Chicago has long been known as a global leader in defining and shaping public art. Chicago was one of the first municipalities in 1978 to implement an ordinance mandating that 1.33% of the cost of public buildings be set aside for the creation of original artwork. The Chicago Public Art Collection managed by DCASE includes more than 500 works of art exhibited in over 150 municipal facilities around the city, such as police stations, libraries, and CTA stations. The Collection provides the citizens of Chicago with an improved public environment and enhances city buildings and spaces with quality works of art by professional artists.
For more information, visit cityofchicago.org/yopa—and join the conversation on Facebook (Department of Cultural Affairs and Special Events), Twitter and Instagram, @ChicagoDCASE #2017isYOPA #ChiPublicArt.
Chicago Department of Cultural Affairs and Special Events
The Department of Cultural Affairs and Special Events is dedicated to enriching Chicago’s artistic vitality and cultural vibrancy.

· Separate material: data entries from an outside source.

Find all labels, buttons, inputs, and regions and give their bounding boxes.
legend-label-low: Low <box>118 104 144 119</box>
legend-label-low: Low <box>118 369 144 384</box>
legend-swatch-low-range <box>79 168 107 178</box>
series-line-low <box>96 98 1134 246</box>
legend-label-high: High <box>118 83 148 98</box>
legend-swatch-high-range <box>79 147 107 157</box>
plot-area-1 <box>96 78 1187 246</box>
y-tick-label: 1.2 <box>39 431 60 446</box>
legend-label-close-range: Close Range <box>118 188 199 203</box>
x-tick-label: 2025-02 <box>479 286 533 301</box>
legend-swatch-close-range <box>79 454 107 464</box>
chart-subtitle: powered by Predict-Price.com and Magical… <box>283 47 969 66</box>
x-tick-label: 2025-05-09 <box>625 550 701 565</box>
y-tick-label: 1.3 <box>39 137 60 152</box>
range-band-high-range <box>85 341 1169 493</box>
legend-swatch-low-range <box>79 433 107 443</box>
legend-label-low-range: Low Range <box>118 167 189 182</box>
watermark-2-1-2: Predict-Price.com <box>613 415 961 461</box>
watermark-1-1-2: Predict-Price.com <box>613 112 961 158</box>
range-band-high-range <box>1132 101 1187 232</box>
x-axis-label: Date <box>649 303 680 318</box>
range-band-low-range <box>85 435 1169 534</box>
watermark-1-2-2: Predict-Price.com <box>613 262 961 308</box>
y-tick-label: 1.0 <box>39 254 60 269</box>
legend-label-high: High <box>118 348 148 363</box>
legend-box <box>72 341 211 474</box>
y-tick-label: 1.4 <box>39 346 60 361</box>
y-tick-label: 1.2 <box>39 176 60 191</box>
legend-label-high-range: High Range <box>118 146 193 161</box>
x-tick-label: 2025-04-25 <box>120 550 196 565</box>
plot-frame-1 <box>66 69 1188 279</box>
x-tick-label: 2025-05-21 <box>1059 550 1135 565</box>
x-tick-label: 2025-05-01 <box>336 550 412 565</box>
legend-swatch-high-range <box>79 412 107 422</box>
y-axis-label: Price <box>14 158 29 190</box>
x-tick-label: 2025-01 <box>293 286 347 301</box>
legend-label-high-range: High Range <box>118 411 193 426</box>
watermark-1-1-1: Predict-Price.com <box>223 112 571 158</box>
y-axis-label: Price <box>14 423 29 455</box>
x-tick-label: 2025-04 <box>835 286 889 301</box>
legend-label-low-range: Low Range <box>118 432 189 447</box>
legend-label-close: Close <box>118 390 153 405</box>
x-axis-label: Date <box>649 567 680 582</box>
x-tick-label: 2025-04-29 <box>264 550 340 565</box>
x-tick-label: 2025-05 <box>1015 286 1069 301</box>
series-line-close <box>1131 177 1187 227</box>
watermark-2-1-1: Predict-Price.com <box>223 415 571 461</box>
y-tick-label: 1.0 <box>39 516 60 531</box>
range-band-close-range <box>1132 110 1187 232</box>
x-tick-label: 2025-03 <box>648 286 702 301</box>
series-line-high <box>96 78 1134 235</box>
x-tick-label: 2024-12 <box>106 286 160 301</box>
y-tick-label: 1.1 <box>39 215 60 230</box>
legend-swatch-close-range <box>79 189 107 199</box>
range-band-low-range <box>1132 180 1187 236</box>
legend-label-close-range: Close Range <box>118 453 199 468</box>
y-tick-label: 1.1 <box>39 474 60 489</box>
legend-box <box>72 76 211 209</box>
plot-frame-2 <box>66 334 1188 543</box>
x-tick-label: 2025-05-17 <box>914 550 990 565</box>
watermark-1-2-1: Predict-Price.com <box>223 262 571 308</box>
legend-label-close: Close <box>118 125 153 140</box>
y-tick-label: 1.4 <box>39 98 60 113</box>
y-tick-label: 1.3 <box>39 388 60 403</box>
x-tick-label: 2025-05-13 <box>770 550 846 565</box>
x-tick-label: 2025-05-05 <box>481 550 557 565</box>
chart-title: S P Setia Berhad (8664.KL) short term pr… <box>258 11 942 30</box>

This includes fostering the development of Chicago’s non-profit arts sector, independent working artists and for-profit arts businesses; providing a framework to guide the City’s future cultural and economic growth, via the 2012 Chicago Cultural Plan; marketing the City’s cultural assets to a worldwide audience; and presenting high-quality, free and affordable cultural programs for residents and visitors.